One thing I have discovered over the years, both as an employee and as a consultant, is that some information security leaders are highly successful in leading their cause while many are not. I suspect you have noticed this as well. With all things being equal, such as executive support for security initiatives, employee awareness and so on, there are specific personality traits and leadership skills that are essential for success. Here are the most important:
1. Tons of common sense
Information security leaders who have a practical eye for what really works and what does not from a procedural and technical perspective are the ones who succeed. Leaders who are strictly theoretical and work by the book believing that firewalls, encryption and other fancy vendor-pitched solutions are all that is needed are ultimately the ones to fail.
Successful information security leaders make informed decisions. They do not believe everything they hear. They realize that reasonable and practical security documentation, technical controls and organization-wide awareness of the risks involved with IT are really what make up information risk management.
2. Ability to sell
Information security leaders who can sell the importance of security to their executives and employees are the ones who succeed. They possess a passion for what they believe and are able to motivate others through mild persuasion. They know that human actions are motivated by two things: 1) the desire for gain, or 2) the fear of loss. This does not mean they operate based on fear, but rather they educate themselves on the risks involved. Leaders who operate on fear, uncertainty and doubt force safeguards in the name of information security without keeping the end-goals in mind. They sell security based strictly on ROI and theoretical calculations of risk which hardly works in the real world.
Successful information security leaders focus on selling security to others in terms of both the end-user experience (convenience and usability) and the business overall (what it will buy and protect the business from long-term).
3. In touch with technology
Information security leaders who possess the ability to embrace technology, study it, and understand where it does and does not fit in are the ones who succeed. At the same time, these leaders have enough maturity to understand their limitations. They know when to delegate and to whom they should delegate technical issues. Leaders who ignore technology and view it as "the network administrator's deal" or - at the other extreme - sink their heads so deeply into the technical world that they refuse to let go and instead focus on the more important business-level issues, will run out of fuel quickly.

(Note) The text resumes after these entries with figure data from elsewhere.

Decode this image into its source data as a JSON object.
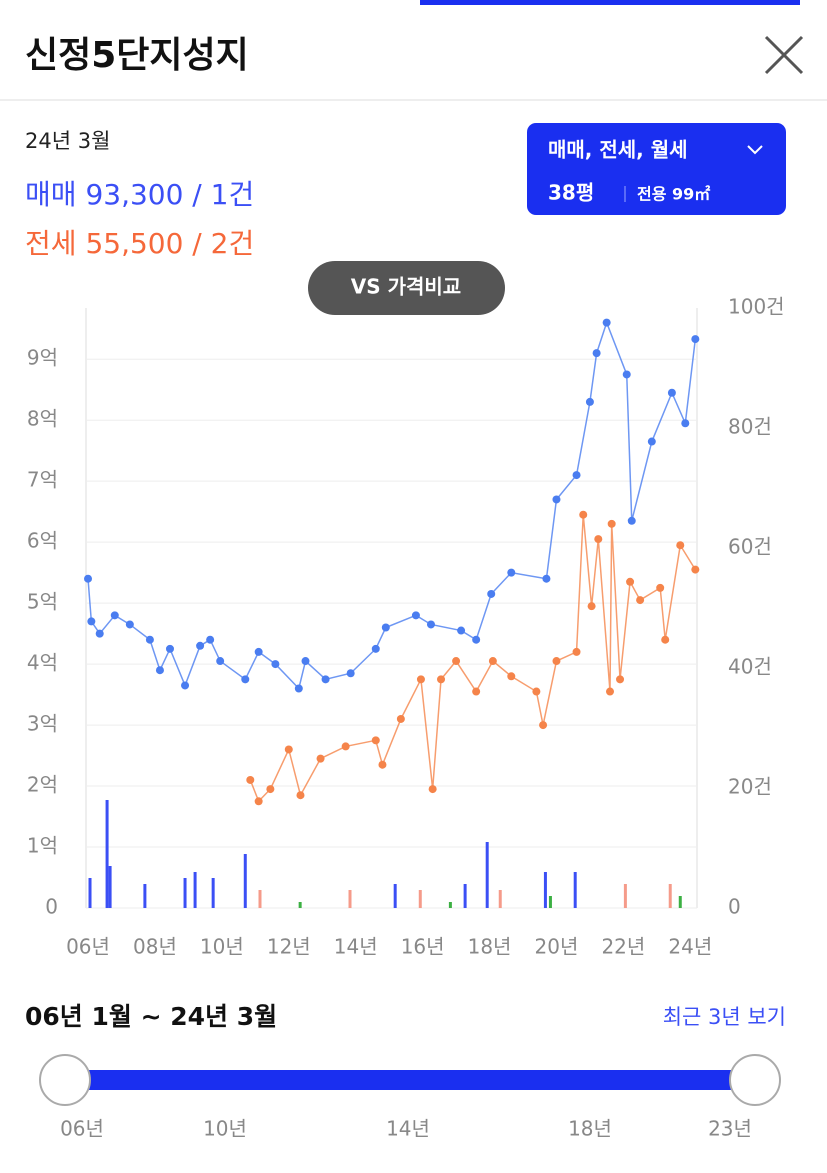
{
  "header": {
    "title": "신정5단지성지"
  },
  "summary": {
    "date": "24년 3월",
    "sale_label": "매매",
    "sale_value": "93,300 / 1건",
    "jeonse_label": "전세",
    "jeonse_value": "55,500 / 2건"
  },
  "filter_button": {
    "deal_types": "매매, 전세, 월세",
    "size": "38평",
    "area": "전용 99㎡"
  },
  "compare_button": "VS 가격비교",
  "chart_data": {
    "type": "line",
    "xlim": [
      2005.94,
      2024.2
    ],
    "xticks": [
      {
        "value": 2006,
        "label": "06년"
      },
      {
        "value": 2008,
        "label": "08년"
      },
      {
        "value": 2010,
        "label": "10년"
      },
      {
        "value": 2012,
        "label": "12년"
      },
      {
        "value": 2014,
        "label": "14년"
      },
      {
        "value": 2016,
        "label": "16년"
      },
      {
        "value": 2018,
        "label": "18년"
      },
      {
        "value": 2020,
        "label": "20년"
      },
      {
        "value": 2022,
        "label": "22년"
      },
      {
        "value": 2024,
        "label": "24년"
      }
    ],
    "ylim": [
      0,
      9.84
    ],
    "yticks": [
      0,
      {
        "value": 1,
        "label": "1억"
      },
      {
        "value": 2,
        "label": "2억"
      },
      {
        "value": 3,
        "label": "3억"
      },
      {
        "value": 4,
        "label": "4억"
      },
      {
        "value": 5,
        "label": "5억"
      },
      {
        "value": 6,
        "label": "6억"
      },
      {
        "value": 7,
        "label": "7억"
      },
      {
        "value": 8,
        "label": "8억"
      },
      {
        "value": 9,
        "label": "9억"
      }
    ],
    "y2lim": [
      0,
      100
    ],
    "y2ticks": [
      0,
      {
        "value": 20,
        "label": "20건"
      },
      {
        "value": 40,
        "label": "40건"
      },
      {
        "value": 60,
        "label": "60건"
      },
      {
        "value": 80,
        "label": "80건"
      },
      {
        "value": 100,
        "label": "100건"
      }
    ],
    "grid": true,
    "series": [
      {
        "color": "#4a7df0",
        "x": [
          2006.0,
          2006.1,
          2006.35,
          2006.8,
          2007.25,
          2007.85,
          2008.15,
          2008.45,
          2008.9,
          2009.35,
          2009.65,
          2009.95,
          2010.7,
          2011.1,
          2011.6,
          2012.3,
          2012.5,
          2013.1,
          2013.85,
          2014.6,
          2014.9,
          2015.8,
          2016.25,
          2017.15,
          2017.6,
          2018.05,
          2018.65,
          2019.7,
          2020.0,
          2020.6,
          2021.0,
          2021.2,
          2021.5,
          2022.1,
          2022.25,
          2022.85,
          2023.45,
          2023.85,
          2024.15
        ],
        "values": [
          5.4,
          4.7,
          4.5,
          4.8,
          4.65,
          4.4,
          3.9,
          4.25,
          3.65,
          4.3,
          4.4,
          4.05,
          3.75,
          4.2,
          4.0,
          3.6,
          4.05,
          3.75,
          3.85,
          4.25,
          4.6,
          4.8,
          4.65,
          4.55,
          4.4,
          5.15,
          5.5,
          5.4,
          6.7,
          7.1,
          8.3,
          9.1,
          9.6,
          8.75,
          6.35,
          7.65,
          8.45,
          7.95,
          9.33
        ]
      },
      {
        "color": "#f5844a",
        "x": [
          2010.85,
          2011.1,
          2011.45,
          2012.0,
          2012.35,
          2012.95,
          2013.7,
          2014.6,
          2014.8,
          2015.35,
          2015.95,
          2016.3,
          2016.55,
          2017.0,
          2017.6,
          2018.1,
          2018.65,
          2019.4,
          2019.6,
          2020.0,
          2020.6,
          2020.8,
          2021.05,
          2021.25,
          2021.6,
          2021.65,
          2021.9,
          2022.2,
          2022.5,
          2023.1,
          2023.25,
          2023.7,
          2024.15
        ],
        "values": [
          2.1,
          1.75,
          1.95,
          2.6,
          1.85,
          2.45,
          2.65,
          2.75,
          2.35,
          3.1,
          3.75,
          1.95,
          3.75,
          4.05,
          3.55,
          4.05,
          3.8,
          3.55,
          3.0,
          4.05,
          4.2,
          6.45,
          4.95,
          6.05,
          3.55,
          6.3,
          3.75,
          5.35,
          5.05,
          5.25,
          4.4,
          5.95,
          5.55
        ]
      },
      {
        "type": "bar",
        "axis": "y2",
        "color": "#3b4ff5",
        "x": [
          2006.06,
          2006.57,
          2006.66,
          2007.7,
          2008.9,
          2009.2,
          2009.74,
          2010.7,
          2015.18,
          2017.27,
          2017.93,
          2019.67,
          2020.56
        ],
        "values": [
          5,
          18,
          7,
          4,
          5,
          6,
          5,
          9,
          4,
          4,
          11,
          6,
          6
        ]
      },
      {
        "type": "bar",
        "axis": "y2",
        "color": "#f59b8a",
        "x": [
          2011.14,
          2013.83,
          2015.93,
          2018.32,
          2022.06,
          2023.4
        ],
        "values": [
          3,
          3,
          3,
          3,
          4,
          4
        ]
      },
      {
        "type": "bar",
        "axis": "y2",
        "color": "#3cb043",
        "x": [
          2012.34,
          2016.83,
          2019.82,
          2023.7
        ],
        "values": [
          1,
          1,
          2,
          2
        ]
      }
    ]
  },
  "period": {
    "range": "06년 1월 ~ 24년 3월",
    "recent_link": "최근 3년 보기"
  },
  "slider": {
    "labels": [
      "06년",
      "10년",
      "14년",
      "18년",
      "23년"
    ]
  }
}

Successful information security leaders realize that technology is not the solution to information security problems; however, they do know enough about technology to be able to embrace it to enforce policies and make informed decisions on security controls and purchases.

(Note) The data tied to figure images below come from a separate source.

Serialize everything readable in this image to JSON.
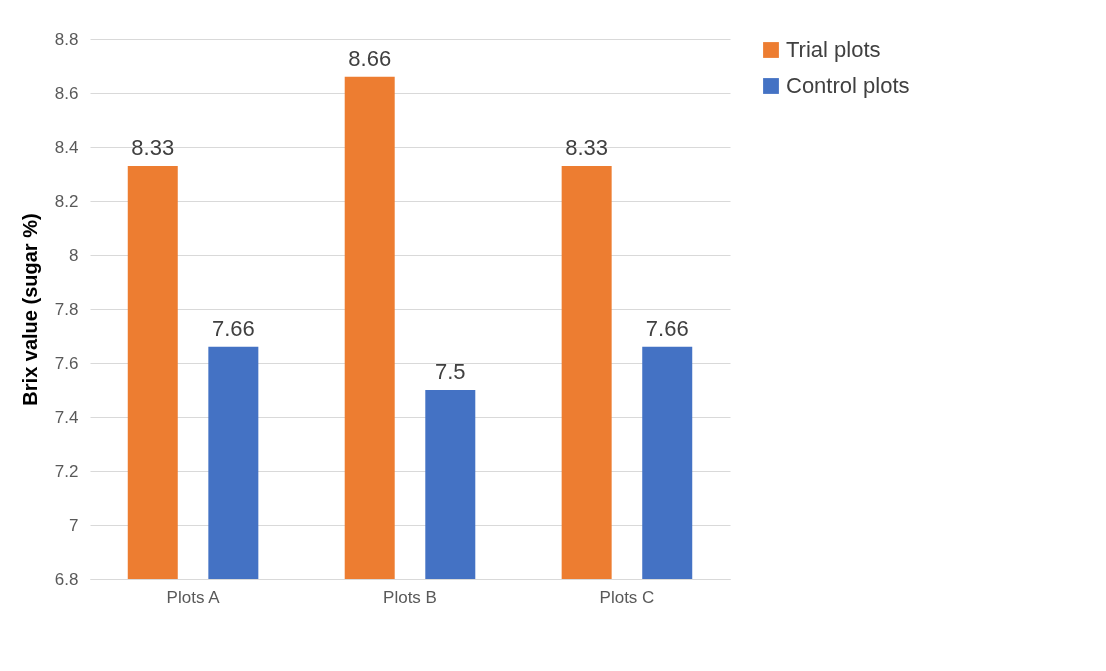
{
  "chart_data": {
    "type": "bar",
    "ylabel": "Brix value (sugar %)",
    "categories": [
      "Plots A",
      "Plots B",
      "Plots C"
    ],
    "series": [
      {
        "name": "Trial plots",
        "color": "#ed7d31",
        "values": [
          8.33,
          8.66,
          8.33
        ]
      },
      {
        "name": "Control plots",
        "color": "#4472c4",
        "values": [
          7.66,
          7.5,
          7.66
        ]
      }
    ],
    "ylim": [
      6.8,
      8.8
    ],
    "yticks": [
      6.8,
      7,
      7.2,
      7.4,
      7.6,
      7.8,
      8,
      8.2,
      8.4,
      8.6,
      8.8
    ],
    "grid": "y",
    "legend": "right",
    "data_labels": true
  }
}
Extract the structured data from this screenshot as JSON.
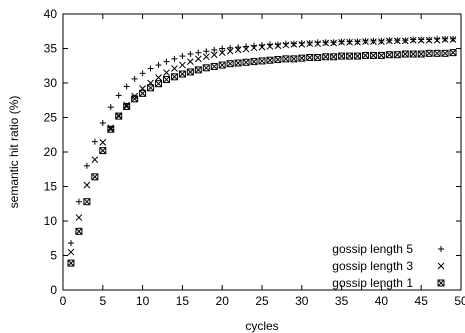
{
  "chart_data": {
    "type": "scatter",
    "xlabel": "cycles",
    "ylabel": "semantic hit ratio (%)",
    "xlim": [
      0,
      50
    ],
    "ylim": [
      0,
      40
    ],
    "xticks": [
      "0",
      "5",
      "10",
      "15",
      "20",
      "25",
      "30",
      "35",
      "40",
      "45",
      "50"
    ],
    "yticks": [
      "0",
      "5",
      "10",
      "15",
      "20",
      "25",
      "30",
      "35",
      "40"
    ],
    "grid": false,
    "legend_position": "bottom-right",
    "series": [
      {
        "name": "gossip length 5",
        "marker": "plus",
        "x": [
          1,
          2,
          3,
          4,
          5,
          6,
          7,
          8,
          9,
          10,
          11,
          12,
          13,
          14,
          15,
          16,
          17,
          18,
          19,
          20,
          21,
          22,
          23,
          24,
          25,
          26,
          27,
          28,
          29,
          30,
          31,
          32,
          33,
          34,
          35,
          36,
          37,
          38,
          39,
          40,
          41,
          42,
          43,
          44,
          45,
          46,
          47,
          48,
          49
        ],
        "y": [
          6.8,
          12.8,
          18.0,
          21.5,
          24.2,
          26.5,
          28.2,
          29.5,
          30.6,
          31.4,
          32.1,
          32.6,
          33.1,
          33.5,
          33.9,
          34.2,
          34.4,
          34.6,
          34.8,
          35.0,
          35.1,
          35.2,
          35.3,
          35.4,
          35.5,
          35.6,
          35.6,
          35.7,
          35.7,
          35.8,
          35.8,
          35.9,
          35.9,
          35.9,
          36.0,
          36.0,
          36.0,
          36.1,
          36.1,
          36.1,
          36.2,
          36.2,
          36.2,
          36.3,
          36.3,
          36.3,
          36.4,
          36.4,
          36.4
        ]
      },
      {
        "name": "gossip length 3",
        "marker": "cross",
        "x": [
          1,
          2,
          3,
          4,
          5,
          6,
          7,
          8,
          9,
          10,
          11,
          12,
          13,
          14,
          15,
          16,
          17,
          18,
          19,
          20,
          21,
          22,
          23,
          24,
          25,
          26,
          27,
          28,
          29,
          30,
          31,
          32,
          33,
          34,
          35,
          36,
          37,
          38,
          39,
          40,
          41,
          42,
          43,
          44,
          45,
          46,
          47,
          48,
          49
        ],
        "y": [
          5.5,
          10.5,
          15.2,
          18.9,
          21.4,
          23.5,
          25.3,
          26.8,
          28.1,
          29.2,
          30.0,
          30.8,
          31.5,
          32.1,
          32.6,
          33.1,
          33.5,
          33.8,
          34.1,
          34.4,
          34.6,
          34.8,
          34.9,
          35.1,
          35.2,
          35.3,
          35.4,
          35.5,
          35.6,
          35.6,
          35.7,
          35.7,
          35.8,
          35.8,
          35.9,
          35.9,
          35.9,
          36.0,
          36.0,
          36.0,
          36.1,
          36.1,
          36.1,
          36.2,
          36.2,
          36.2,
          36.2,
          36.3,
          36.3
        ]
      },
      {
        "name": "gossip length 1",
        "marker": "box-cross",
        "x": [
          1,
          2,
          3,
          4,
          5,
          6,
          7,
          8,
          9,
          10,
          11,
          12,
          13,
          14,
          15,
          16,
          17,
          18,
          19,
          20,
          21,
          22,
          23,
          24,
          25,
          26,
          27,
          28,
          29,
          30,
          31,
          32,
          33,
          34,
          35,
          36,
          37,
          38,
          39,
          40,
          41,
          42,
          43,
          44,
          45,
          46,
          47,
          48,
          49
        ],
        "y": [
          3.9,
          8.5,
          12.8,
          16.4,
          20.2,
          23.3,
          25.2,
          26.6,
          27.7,
          28.5,
          29.3,
          29.9,
          30.5,
          30.9,
          31.3,
          31.6,
          31.9,
          32.2,
          32.4,
          32.6,
          32.8,
          32.9,
          33.0,
          33.1,
          33.2,
          33.3,
          33.4,
          33.5,
          33.5,
          33.6,
          33.7,
          33.7,
          33.8,
          33.8,
          33.9,
          33.9,
          33.9,
          34.0,
          34.0,
          34.0,
          34.1,
          34.1,
          34.2,
          34.2,
          34.2,
          34.3,
          34.3,
          34.3,
          34.4
        ]
      }
    ]
  }
}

4. Tendency to think long-term
Information security leaders who keep their eyes on the horizon and are constantly creating innovative ways that information security can help the business are the ones who succeed. This can come in the form of implementing new controls to make a system more useable while, at the same time, increasing their security. Or, it could come in the form of new service offerings facilitated by enhanced security that help create a competitive advantage. These leaders also avoid short-term technical solutions that claim to solve problems that could otherwise be fixed with enhanced security processes using technical controls they already have. Leaders who do not last are the ones who either demand overly strict controls or no controls at all without keeping the end-user and the business in mind.